I think the function toLocaleDateString use the default local data on the device.

try this code to check the output:

// America/Los_Angeles for the US
// US English uses month-day-year order
console.log(date.toLocaleDateString('en-US'));
// → "12/19/2012"

// British English uses day-month-year order
console.log(date.toLocaleDateString('en-GB'));
// → "20/12/2012"

// Korean uses year-month-day order
console.log(date.toLocaleDateString('ko-KR'));
// → "2012. 12. 20."

// Arabic in most Arabic speaking countries uses real Arabic digits
console.log(date.toLocaleDateString('ar-EG'));
// → "٢٠‏/١٢‏/٢٠١٢"

// chinese
console.log(date.toLocaleDateString('zh-Hans-CN'));
// → "2012/12/20"

Upvotes: 90

Nigel Scott
Nigel Scott

Reputation: 683

You could try something like:

var date = new Date(Date.UTC(2015, 0, 28, 4, 0, 0));
console.log(date.toLocaleDateString("nl",{year:"2-digit",month:"2-digit", day:"2-digit"}));

Which gives me "28-01-15" in Chrome (48.0.2564.116) at least.

Firefox just returns "01/28/2015", and phantomJS returns "28/01/2015" regardless of the locale.

Upvotes: 20

dSkech
dSkech

Reputation: 337

Yes.
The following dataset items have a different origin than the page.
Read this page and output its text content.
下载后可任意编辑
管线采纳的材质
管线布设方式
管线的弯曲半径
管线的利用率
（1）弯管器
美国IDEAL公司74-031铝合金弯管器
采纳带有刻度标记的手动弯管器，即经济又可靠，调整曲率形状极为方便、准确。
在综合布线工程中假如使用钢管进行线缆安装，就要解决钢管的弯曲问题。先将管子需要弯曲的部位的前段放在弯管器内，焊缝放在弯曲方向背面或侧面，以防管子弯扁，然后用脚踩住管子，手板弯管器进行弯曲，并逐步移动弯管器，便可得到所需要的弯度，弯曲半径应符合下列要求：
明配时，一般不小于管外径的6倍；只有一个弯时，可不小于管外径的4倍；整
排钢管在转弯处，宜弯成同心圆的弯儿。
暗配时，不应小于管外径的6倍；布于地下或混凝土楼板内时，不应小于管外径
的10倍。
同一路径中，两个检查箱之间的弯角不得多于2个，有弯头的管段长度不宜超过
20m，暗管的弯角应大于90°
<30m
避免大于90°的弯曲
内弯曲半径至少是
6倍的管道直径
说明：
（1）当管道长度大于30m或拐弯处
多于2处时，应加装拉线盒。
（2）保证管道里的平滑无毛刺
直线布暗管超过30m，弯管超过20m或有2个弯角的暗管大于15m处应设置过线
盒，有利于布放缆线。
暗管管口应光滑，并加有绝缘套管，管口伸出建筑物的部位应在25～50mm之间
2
Its pretty straightforward. You can use the date object as follows:

var d = new Date();
var mm = d.getMonth() + 1;
var dd = d.getDate();
var yy = d.getFullYear();

Then you should have the numbers you need to form a string in whatever format you need.

var myDateString = yy + '-' + mm + '-' + dd; //(US)

Note this will give something like 2015-1-2 if the digits are in single figures, if you need 2015-01-02 then you will need further converting.

Also please note this will only give the 'client' date, ie. the date on the users system. This should be in their local time. If you need server time then you will have to have some kind of api to call.

Upvotes: 14

kmandov
kmandov

Reputation: 3209

Apparently Date.prototype.toLocaleDateString() is inconsistent across browsers. You can implement different variations of a short date format, as explained here: How format JavaScript Date with regard to the browser culture?